Ia menjelaskan, pengambilan keterangan di kepolisian sebenarnya dijadwalkan pekan lalu.
Namun karena ada penyesuaian jadwal, proses tersebut baru bisa dilakukan bertepatan dengan Rapat Dengar Pendapat (RDP) bersama DPRD.
Meskipun absen, Petrus menegaskan pihaknya menerima segala catatan dan masukan dari DPRD, terutama terkait pembenahan destinasi dan keselamatan wisata pascainsiden kecelakaan belakangan ini.
Sebelumnya, Anggota DPRD Manggarai Barat dari Fraksi Demokrat, Paskalis Yosep Sudario, mengaku sangat kecewa dengan absennya pimpinan tertinggi Dinas Pariwisata tersebut.
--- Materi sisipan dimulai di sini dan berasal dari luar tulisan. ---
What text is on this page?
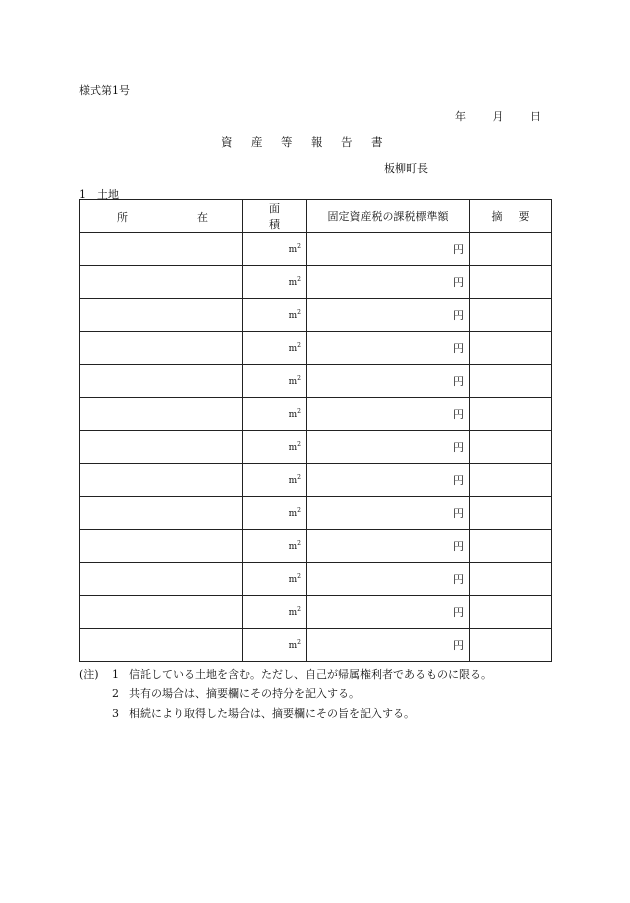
様式第1号
年 月 日
資 産 等 報 告 書
板柳町長
1 土地
所 在	面積	固定資産税の課税標準額	摘要
	$m^2$	円	
	$m^2$	円	
	$m^2$	円	
	$m^2$	円	
	$m^2$	円	
	$m^2$	円	
	$m^2$	円	
	$m^2$	円	
	$m^2$	円	
	$m^2$	円	
	$m^2$	円	
	$m^2$	円	
	$m^2$	円	
(注) 1 信託している土地を含む。ただし、自己が帰属権利者であるものに限る。
2 共有の場合は、摘要欄にその持分を記入する。
3 相続により取得した場合は、摘要欄にその旨を記入する。
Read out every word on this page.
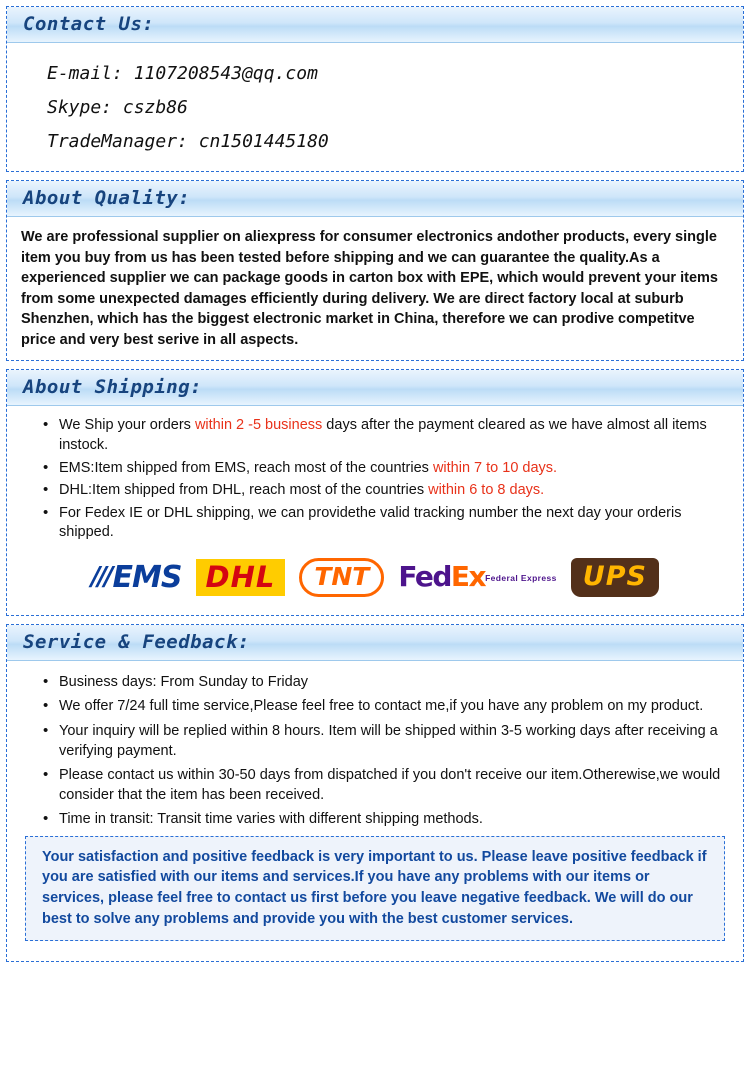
Contact Us:
E-mail: 1107208543@qq.com
Skype: cszb86
TradeManager: cn1501445180
About Quality:

We are professional supplier on aliexpress for consumer electronics andother products, every single item you buy from us has been tested before shipping and we can guarantee the quality.As a experienced supplier we can package goods in carton box with EPE, which would prevent your items from some unexpected damages efficiently during delivery. We are direct factory local at suburb Shenzhen, which has the biggest electronic market in China, therefore we can prodive competitve price and very best serive in all aspects.

About Shipping:
• We Ship your orders within 2 -5 business days after the payment cleared as we have almost all items instock.
• EMS:Item shipped from EMS, reach most of the countries within 7 to 10 days.
• DHL:Item shipped from DHL, reach most of the countries within 6 to 8 days.
• For Fedex IE or DHL shipping, we can providethe valid tracking number the next day your orderis shipped.
/// EMS DHL	TNT	FedEx Federal Express UPS
Service & Feedback:
• Business days: From Sunday to Friday
• We offer 7/24 full time service,Please feel free to contact me,if you have any problem on my product.
• Your inquiry will be replied within 8 hours. Item will be shipped within 3-5 working days after receiving a verifying payment.
• Please contact us within 30-50 days from dispatched if you don't receive our item.Otherewise,we would consider that the item has been received.
• Time in transit: Transit time varies with different shipping methods.

Your satisfaction and positive feedback is very important to us. Please leave positive feedback if you are satisfied with our items and services.If you have any problems with our items or services, please feel free to contact us first before you leave negative feedback. We will do our best to solve any problems and provide you with the best customer services.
Rapat kerja yang membahas Evaluasi Perda Sistem Kepariwisataan Daerah itu sempat memanas lantaran Petrus hanya diwakili oleh Sekretaris Dinas.
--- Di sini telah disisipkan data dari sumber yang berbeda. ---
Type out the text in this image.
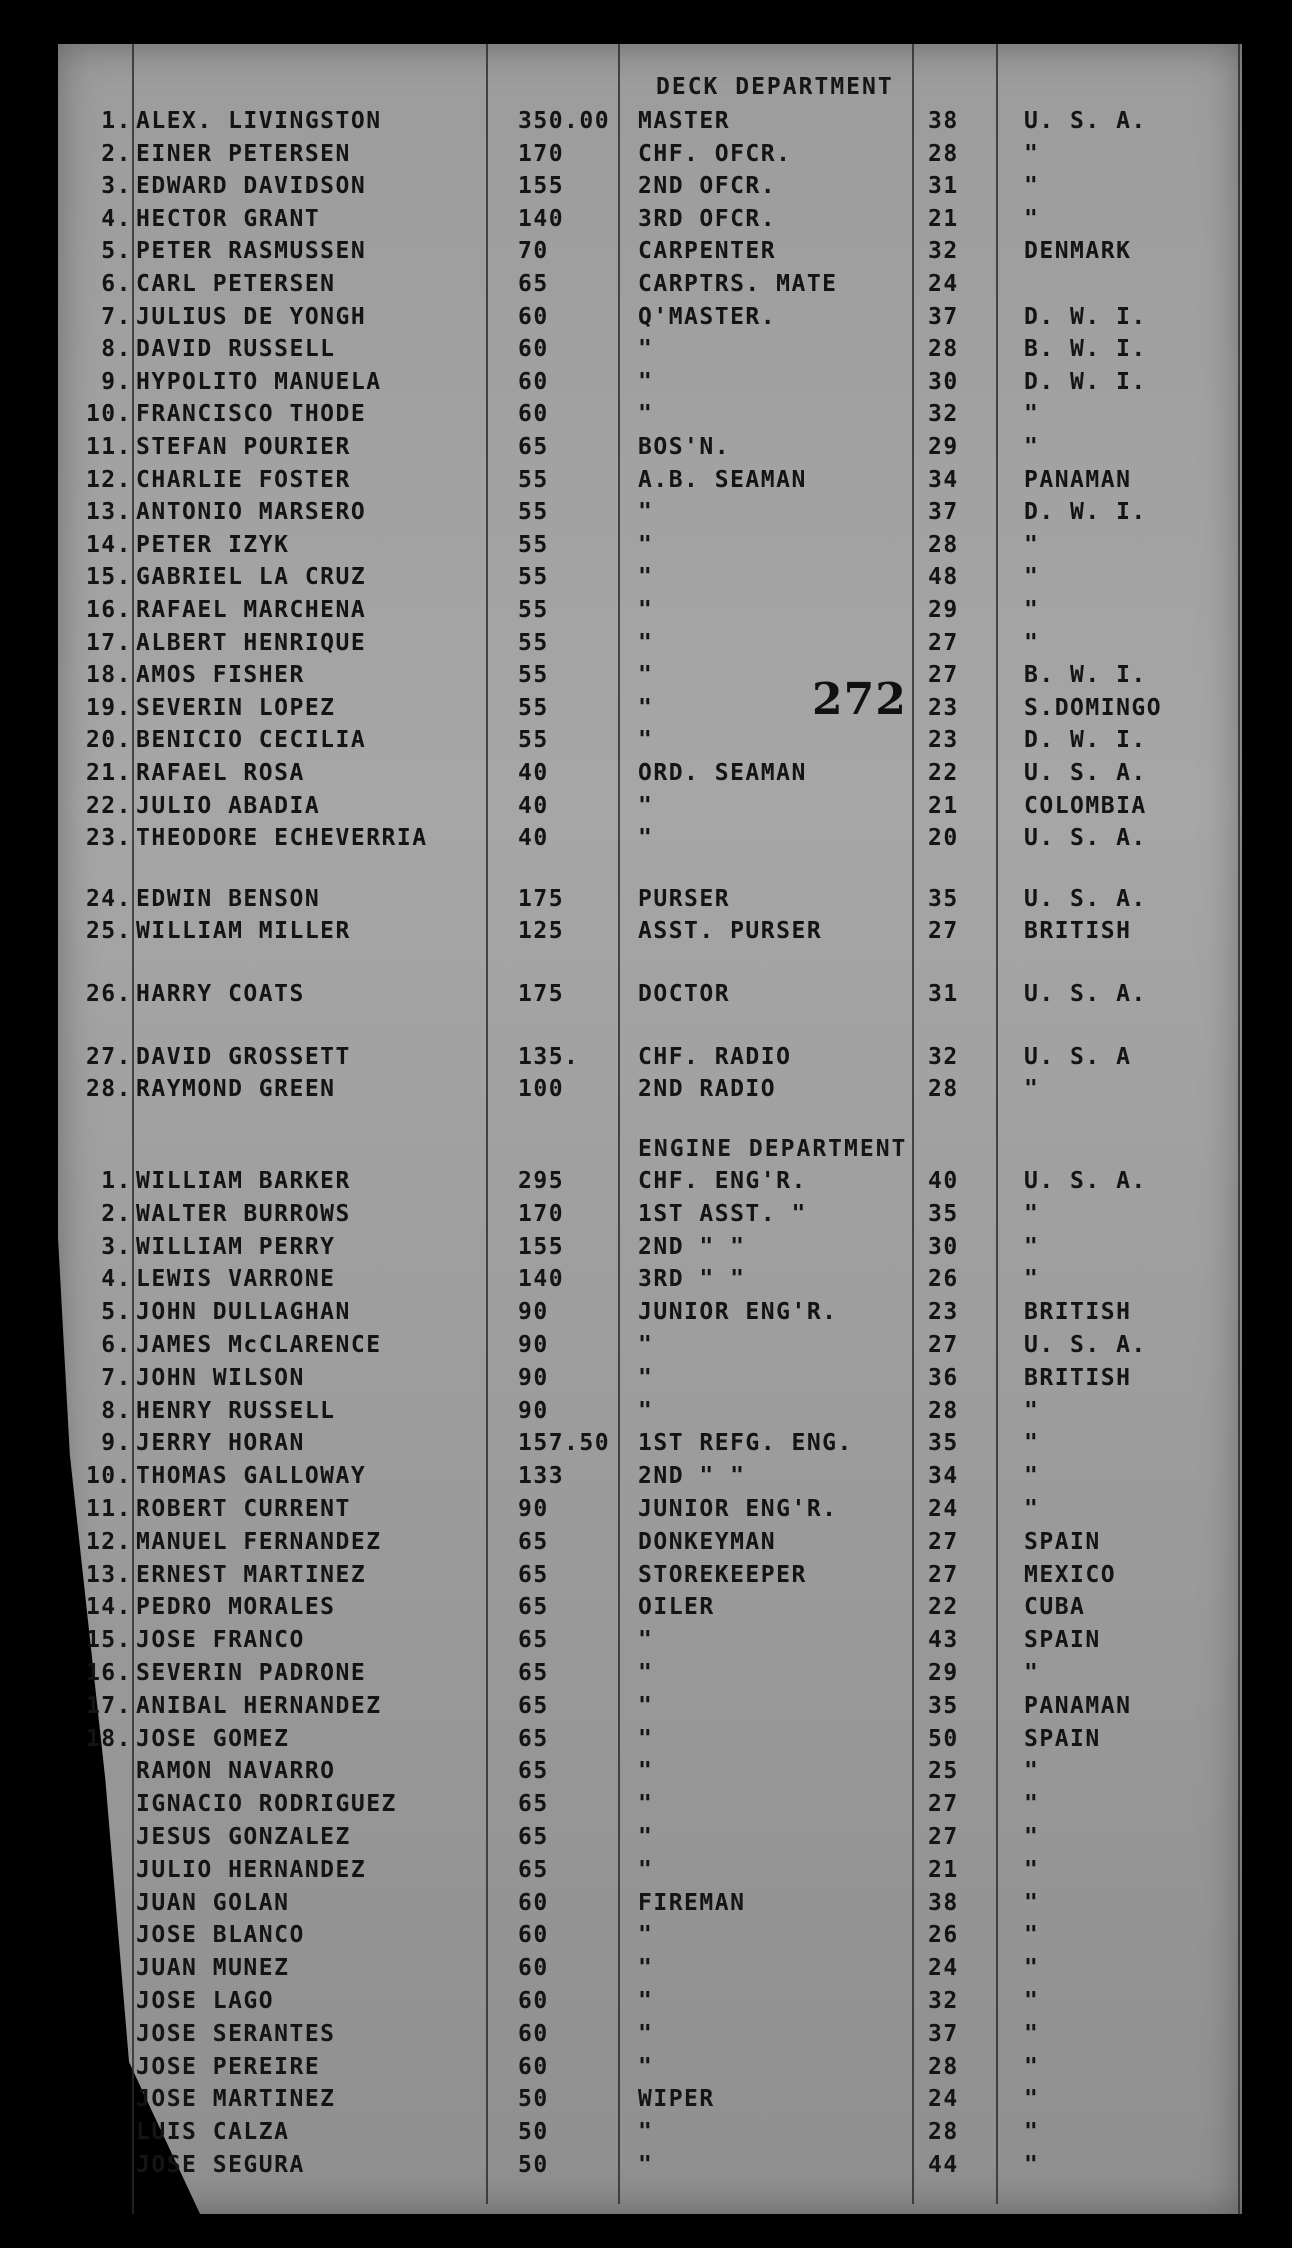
DECK DEPARTMENT
ENGINE DEPARTMENT
272
1. ALEX. LIVINGSTON	350.00 MASTER	38	U. S. A.
2. EINER PETERSEN	170	CHF. OFCR.	28	"
3. EDWARD DAVIDSON	155	2ND OFCR.	31	"
4. HECTOR GRANT	140	3RD OFCR.	21	"
5. PETER RASMUSSEN	70	CARPENTER	32	DENMARK
6. CARL PETERSEN	65	CARPTRS. MATE	24
7. JULIUS DE YONGH	60	Q'MASTER.	37	D. W. I.
8. DAVID RUSSELL	60	"	28	B. W. I.
9. HYPOLITO MANUELA	60	"	30	D. W. I.
10. FRANCISCO THODE	60	"	32	"
11. STEFAN POURIER	65	BOS'N.	29	"
12. CHARLIE FOSTER	55	A.B. SEAMAN	34	PANAMAN
13. ANTONIO MARSERO	55	"	37	D. W. I.
14. PETER IZYK	55	"	28	"
15. GABRIEL LA CRUZ	55	"	48	"
16. RAFAEL MARCHENA	55	"	29	"
17. ALBERT HENRIQUE	55	"	27	"
18. AMOS FISHER	55	"	27	B. W. I.
19. SEVERIN LOPEZ	55	"	23	S.DOMINGO
20. BENICIO CECILIA	55	"	23	D. W. I.
21. RAFAEL ROSA	40	ORD. SEAMAN	22	U. S. A.
22. JULIO ABADIA	40	"	21	COLOMBIA
23. THEODORE ECHEVERRIA	40	"	20	U. S. A.
24. EDWIN BENSON	175	PURSER	35	U. S. A.
25. WILLIAM MILLER	125	ASST. PURSER	27	BRITISH
26. HARRY COATS	175	DOCTOR	31	U. S. A.
27. DAVID GROSSETT	135.	CHF. RADIO	32	U. S. A
28. RAYMOND GREEN	100	2ND RADIO	28	"
1. WILLIAM BARKER	295	CHF. ENG'R.	40	U. S. A.
2. WALTER BURROWS	170	1ST ASST. "	35	"
3. WILLIAM PERRY	155	2ND " "	30	"
4. LEWIS VARRONE	140	3RD " "	26	"
5. JOHN DULLAGHAN	90	JUNIOR ENG'R.	23	BRITISH
6. JAMES McCLARENCE	90	"	27	U. S. A.
7. JOHN WILSON	90	"	36	BRITISH
8. HENRY RUSSELL	90	"	28	"
9. JERRY HORAN	157.50 1ST REFG. ENG.	35	"
10. THOMAS GALLOWAY	133	2ND " "	34	"
11. ROBERT CURRENT	90	JUNIOR ENG'R.	24	"
12. MANUEL FERNANDEZ	65	DONKEYMAN	27	SPAIN
13. ERNEST MARTINEZ	65	STOREKEEPER	27	MEXICO
14. PEDRO MORALES	65	OILER	22	CUBA
15. JOSE FRANCO	65	"	43	SPAIN
16. SEVERIN PADRONE	65	"	29	"
17. ANIBAL HERNANDEZ	65	"	35	PANAMAN
18. JOSE GOMEZ	65	"	50	SPAIN
RAMON NAVARRO	65	"	25	"
IGNACIO RODRIGUEZ	65	"	27	"
JESUS GONZALEZ	65	"	27	"
JULIO HERNANDEZ	65	"	21	"
JUAN GOLAN	60	FIREMAN	38	"
JOSE BLANCO	60	"	26	"
JUAN MUNEZ	60	"	24	"
JOSE LAGO	60	"	32	"
JOSE SERANTES	60	"	37	"
JOSE PEREIRE	60	"	28	"
JOSE MARTINEZ	50	WIPER	24	"
LUIS CALZA	50	"	28	"
JOSE SEGURA	50	"	44	"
“Pertama, Kepala Dinas sendiri tidak hadir, jadi tidak seru. Sejak awal saya melihat rancangan Dinas Pariwisata ini kurang beres karena tidak ada panduannya,” kritik Paskalis dalam rapat tersebut.
Paskalis menyoroti ketiadaan Rencana Induk Pembangunan Kepariwisataan Daerah (Riparda) sebagai panduan utama pariwisata di Manggarai Barat.
Menurutnya, ketiadaan panduan yang jelas serta minimnya jaminan keselamatan akan menghancurkan reputasi Manggarai Barat sebagai destinasi wisata kelas dunia.
“Ini menjadi bencana setiap tahun, bahkan setiap bulan, kita ditertawakan. Ke depan, orang akan takut datang ke Manggarai Barat,” ujarnya menegaskan.
Paskalis merujuk pada minimnya pengawasan fasilitas di destinasi darat, seperti fasilitas kayu lapuk di Cunca Wulang, serta kondisi Gua Rangko dan Danau Sano Nggoang yang dinilai abai dari rancangan pemerintah.
Untuk mencegah memburuknya citra wisata Labuan Bajo dan sekitarnya, DPRD mendesak Dinas Pariwisata tidak sekadar berwacana.
Di akhir pernyataannya, Paskalis mendesak perwakilan Dinas Pariwisata untuk segera membentuk Kelompok Kerja (Pokja) yang khusus merancang Riparda secara komprehensif.